Hemant Ogale, a mechanical engineer by training and an ardent nature enthusiast, is based in the area, from where he has been identifying and reporting various flora and fauna for over a decade. It was during the 2020 pandemic that he would often take a stroll downstream a brook in a region locally known as ‘Jambhulkond’ to watch dragonflies. Here, the streambed is draped with large green trees and boulders of a purplish-red hue — a sight of beauty. On these lateritic rocks, varieties of dragonflies are commonly encountered. 

Habitat of B. chaukulensis at Chaukul [Photo: Hemant Ogale]

On one particular day in June, Ogale came upon a dragonfly he had not seen before. Unable to identify this particular specimen, Ogale photographed it and approached several of his peers, including naturalist Dattaprasad Sawant, a doctor at King Edward Memorial Hospital, Mumbai, who were equally at a loss.

Eventually, Shantanu Joshi and Krushnamegh Kunte from the Biodiversity Lab at the National Centre for Biological Sciences, Bengaluru, got involved in the puzzle. Right away, everyone knew this was possibly an undiscovered species. A month or so of analysis of the body parts of the newly collected specimen, including dissections and observations under the microscope, confirmed that this is indeed a species that has not been reported before.

“In the past 8–9 years, this is the third species that we described from Maharashtra, which is kind of surprising because a majority of the other Indian species discovered before were from the southern western ghats or northeast India, but this shows that there is a lot of hidden diversity in a lot of spaces like even Maharashtra,” says Shantanu Joshi.

So, what was different about this dragonfly from the previously known ones? Well, firstly, the body of the dragonfly had a set of lateral markings that were quite unique –  they were black with pale-greenish yellow stripes. Secondly, the shape of the male genitalia was quite obviously different compared to the known species of Burmagomphus.
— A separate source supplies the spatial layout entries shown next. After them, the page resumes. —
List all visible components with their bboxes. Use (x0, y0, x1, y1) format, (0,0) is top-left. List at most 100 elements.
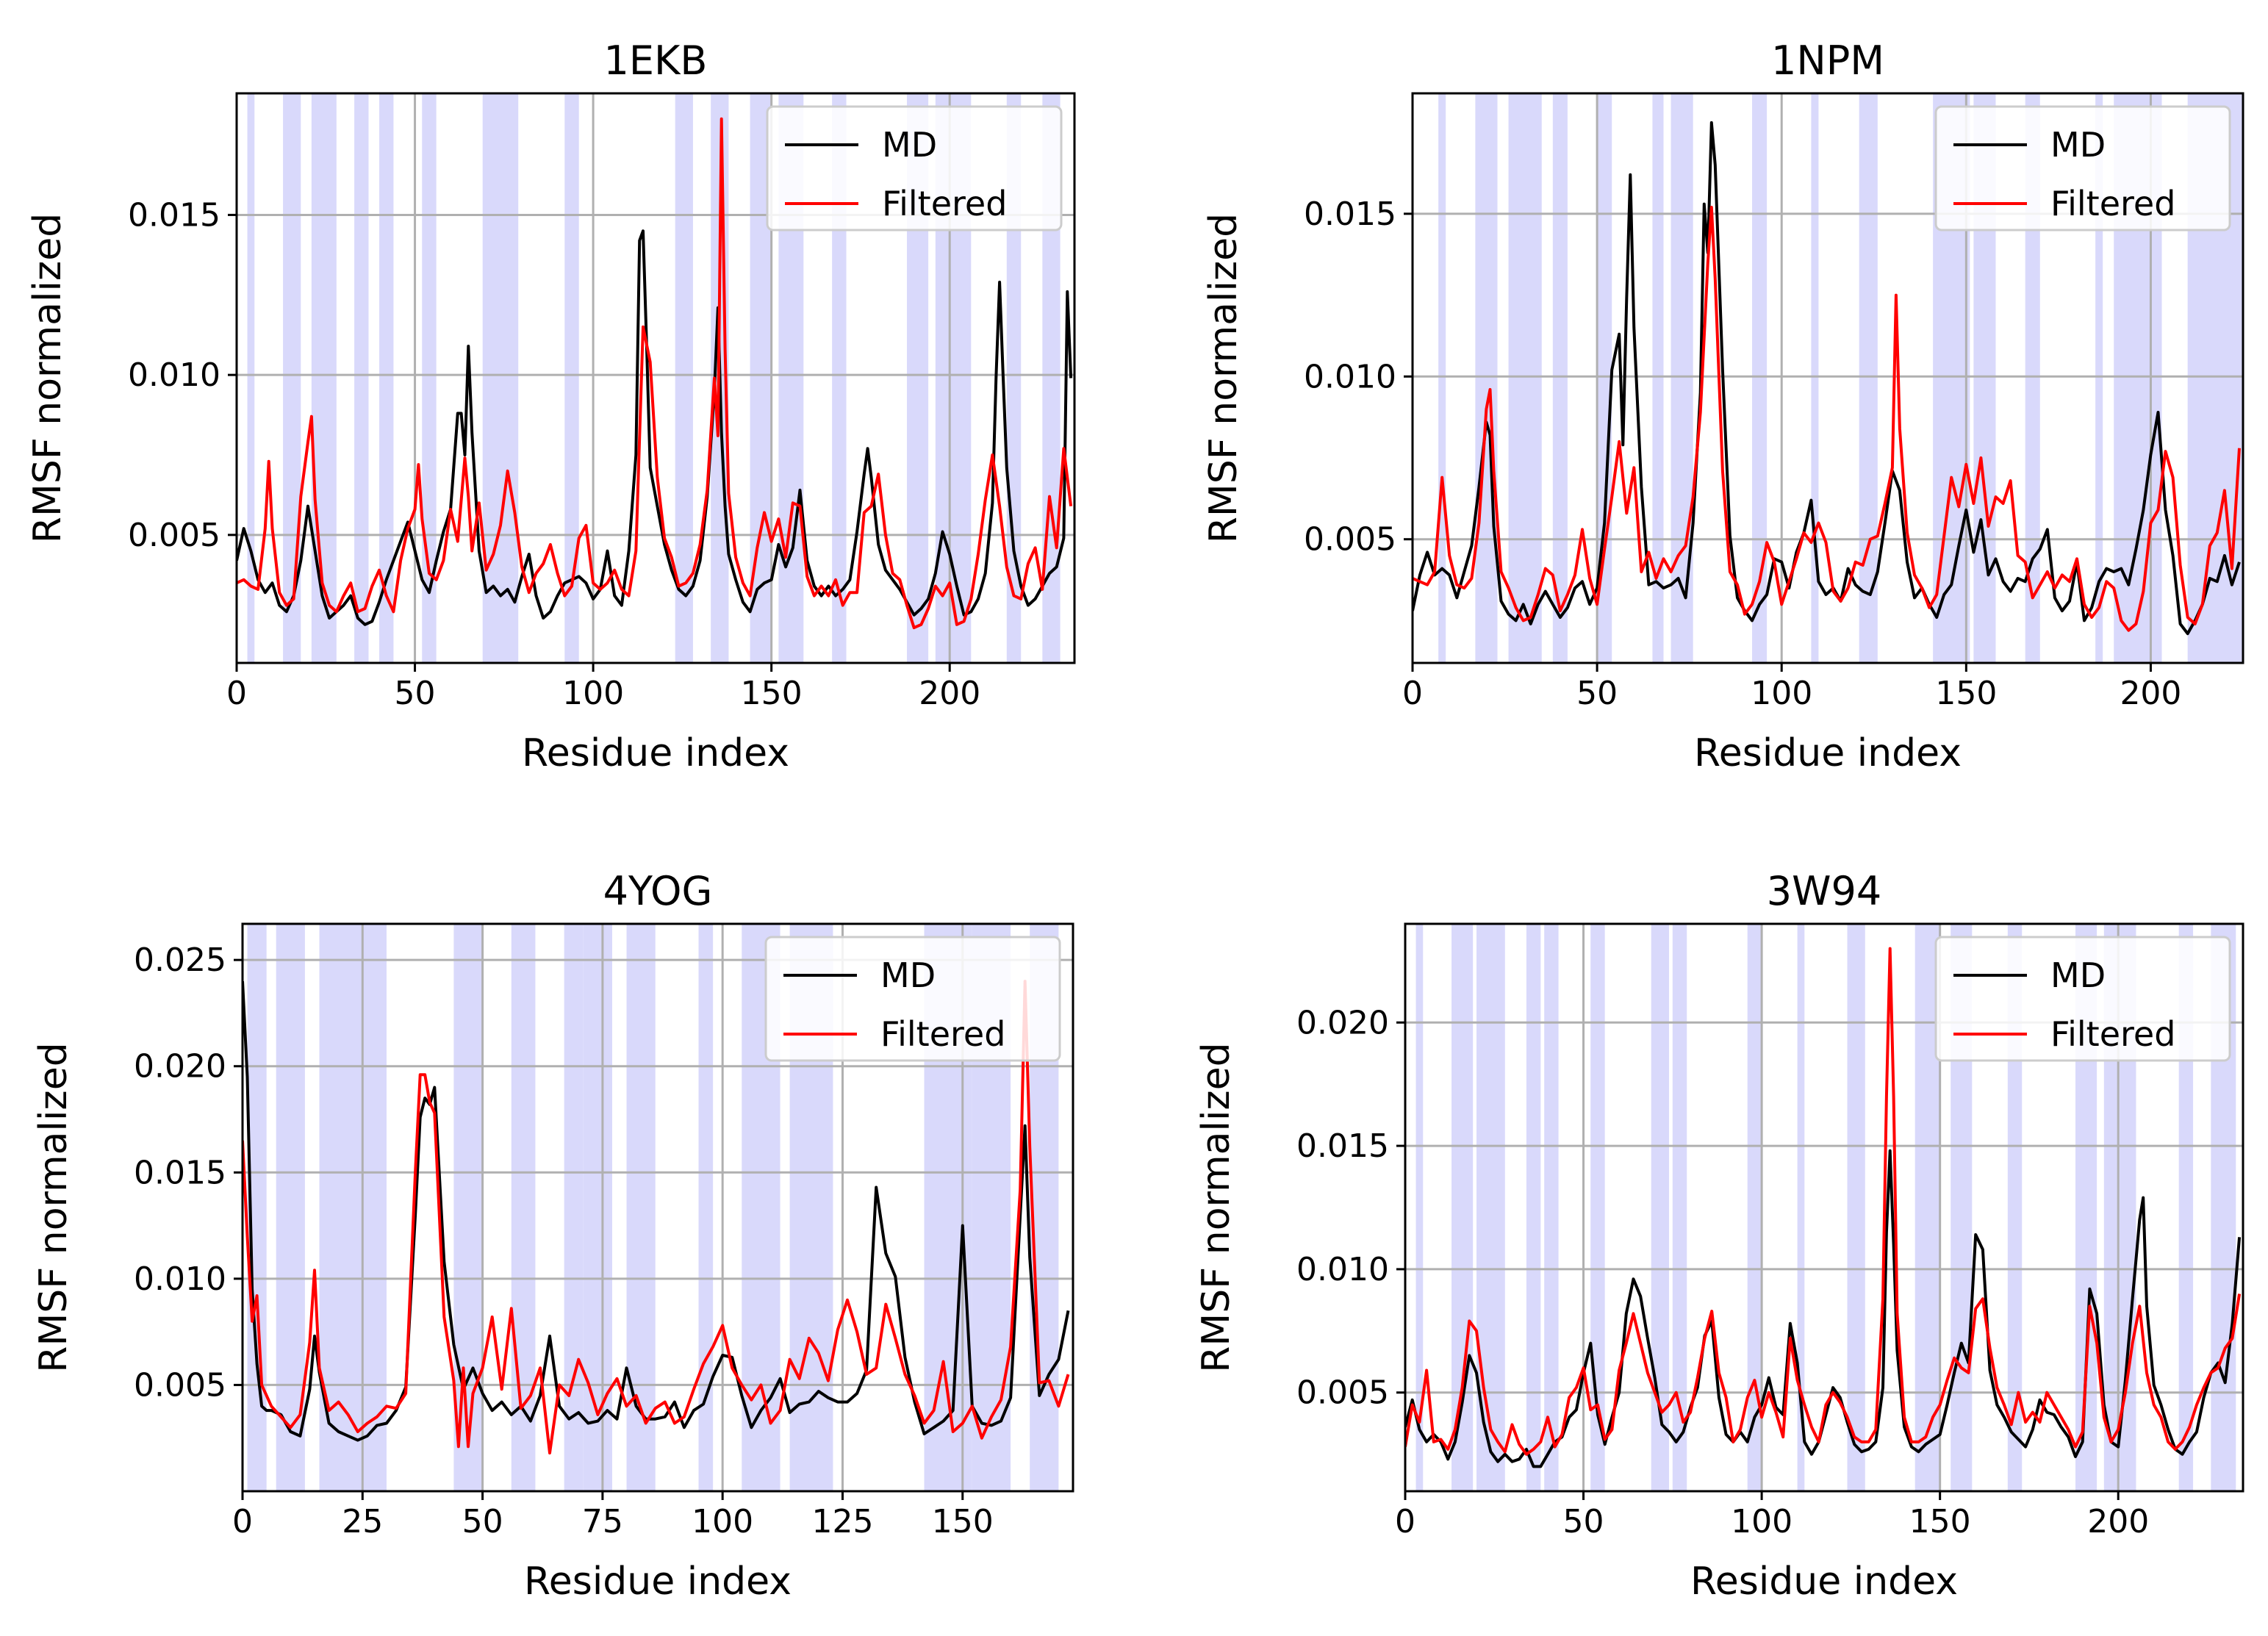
shaded-band (1415, 924, 1424, 1491)
shaded-band (1475, 93, 1498, 663)
shaded-band (354, 93, 369, 663)
legend-label-md: MD (880, 955, 936, 995)
y-tick-label: 0.005 (134, 1366, 226, 1404)
y-axis-label: RMSF normalized (32, 1042, 76, 1372)
legend-box (766, 105, 1063, 232)
axes-frame (241, 922, 1074, 1493)
x-tick-label: 200 (919, 675, 980, 712)
series-line-filtered (1405, 947, 2242, 1456)
shaded-band (564, 93, 579, 663)
shaded-band (1438, 93, 1446, 663)
series-line-filtered (1413, 206, 2241, 632)
legend-label-md: MD (882, 125, 937, 165)
shaded-band (1672, 924, 1687, 1491)
panel-1npm: 0 50 100 150 200 0.005 0.010 0.015 1NPM Residue i… (1202, 37, 2244, 775)
y-tick-label: 0.010 (128, 356, 220, 394)
shaded-band (1652, 93, 1664, 663)
y-tick-label: 0.005 (1296, 1374, 1389, 1412)
x-tick-label: 0 (226, 675, 247, 712)
y-tick-label: 0.010 (134, 1260, 226, 1298)
x-tick-label: 0 (232, 1503, 253, 1540)
chart-title: 4YOG (603, 868, 713, 914)
shaded-band (626, 924, 656, 1491)
legend-box (1934, 936, 2231, 1062)
legend: MD Filtered (1934, 105, 2231, 232)
shaded-band (1526, 924, 1541, 1491)
x-axis-label: Residue index (1690, 1560, 1958, 1604)
shaded-band (1747, 924, 1762, 1491)
shaded-band (276, 924, 305, 1491)
legend-label-filtered: Filtered (880, 1014, 1005, 1054)
x-axis-label: Residue index (522, 731, 789, 775)
panel-4yog: 0 25 50 75 100 125 150 0.005 0.010 0.015 0.020 0.02… (32, 868, 1074, 1604)
y-tick-label: 0.010 (1304, 358, 1396, 395)
chart-title: 3W94 (1767, 868, 1881, 914)
series-line-md (237, 229, 1073, 626)
x-tick-label: 50 (462, 1503, 503, 1540)
legend: MD Filtered (766, 105, 1063, 232)
y-axis-label: RMSF normalized (1202, 213, 1246, 543)
legend-label-md: MD (2050, 955, 2106, 995)
series-line-filtered (243, 980, 1070, 1454)
shaded-band (362, 924, 387, 1491)
y-tick-label: 0.015 (128, 196, 220, 234)
shaded-band (2095, 93, 2103, 663)
shaded-band (2025, 93, 2040, 663)
x-tick-label: 100 (562, 675, 624, 712)
x-tick-label: 150 (1909, 1503, 1971, 1540)
x-tick-label: 100 (692, 1503, 753, 1540)
x-tick-label: 50 (1576, 675, 1618, 712)
plot-area (237, 93, 1074, 663)
legend-label-md: MD (2050, 125, 2106, 165)
legend-label-filtered: Filtered (2050, 184, 2175, 223)
shaded-band (2007, 924, 2023, 1491)
shaded-band (1859, 93, 1878, 663)
y-axis-label: RMSF normalized (1194, 1042, 1238, 1372)
axes-frame (235, 92, 1076, 664)
x-tick-label: 0 (1402, 675, 1423, 712)
shaded-band (422, 93, 437, 663)
panel-1ekb: 0 50 100 150 200 0.005 0.010 0.015 1EKB Residue i… (26, 37, 1076, 775)
x-tick-label: 150 (741, 675, 803, 712)
shaded-band (311, 93, 337, 663)
x-tick-label: 50 (395, 675, 436, 712)
y-tick-label: 0.015 (1304, 195, 1396, 233)
y-tick-label: 0.020 (1296, 1004, 1389, 1041)
x-tick-label: 100 (1731, 1503, 1792, 1540)
shaded-band (564, 924, 584, 1491)
legend-box (1934, 105, 2231, 232)
axes-frame (1411, 92, 2244, 664)
x-tick-label: 200 (2120, 675, 2181, 712)
axes-frame (1404, 922, 2244, 1493)
y-tick-label: 0.005 (128, 517, 220, 554)
y-tick-label: 0.015 (1296, 1127, 1389, 1165)
legend-label-filtered: Filtered (2050, 1014, 2175, 1054)
shaded-band (832, 93, 847, 663)
shaded-band (482, 93, 519, 663)
shaded-band (1552, 93, 1568, 663)
x-tick-label: 150 (932, 1503, 994, 1540)
y-axis-label: RMSF normalized (26, 213, 70, 543)
shaded-band (379, 93, 394, 663)
shaded-band (1544, 924, 1559, 1491)
x-tick-label: 200 (2087, 1503, 2149, 1540)
x-tick-label: 75 (582, 1503, 623, 1540)
y-tick-label: 0.020 (134, 1048, 226, 1086)
shaded-band (1590, 924, 1605, 1491)
x-tick-label: 50 (1563, 1503, 1604, 1540)
y-tick-label: 0.025 (134, 941, 226, 979)
shaded-band (1811, 93, 1819, 663)
shaded-band (1797, 924, 1805, 1491)
shaded-band (1847, 924, 1865, 1491)
shaded-band (453, 924, 483, 1491)
shaded-band (1752, 93, 1768, 663)
x-tick-label: 100 (1751, 675, 1812, 712)
x-axis-label: Residue index (524, 1560, 792, 1604)
shaded-band (675, 93, 693, 663)
legend: MD Filtered (764, 936, 1061, 1062)
panel-3w94: 0 50 100 150 200 0.005 0.010 0.015 0.020 3W94 Resi… (1194, 868, 2244, 1604)
shaded-band (1651, 924, 1669, 1491)
y-tick-label: 0.010 (1296, 1251, 1389, 1288)
chart-title: 1NPM (1771, 37, 1884, 84)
Lastly, the little hooks on the hamuli were distinctly shaped, unlike any other; hamuli are a part of the secondary male genitalia. These were highly angular and fairly spiny on either side. The common name proposed by the researchers, Spiny Horntail, refers to, in the first part, these spines, while horntail refers to the shape of the tiny outgrowths observed at the end of its tail.

Speaking of the significance of the discovery, Joshi explained how identifying each species in a habitat matters. You need to know about all the species that exist in a place if you are doing a biodiversity inventory, or say, for instance, a monitoring program of freshwater habitats [for which dragonflies are a really favourable organism]. “Now, because we described this species, people know that it exists, and one can plan conservation measures around it,”  concludes Joshi.

This article has been run past the researchers, whose work is covered, to ensure accuracy.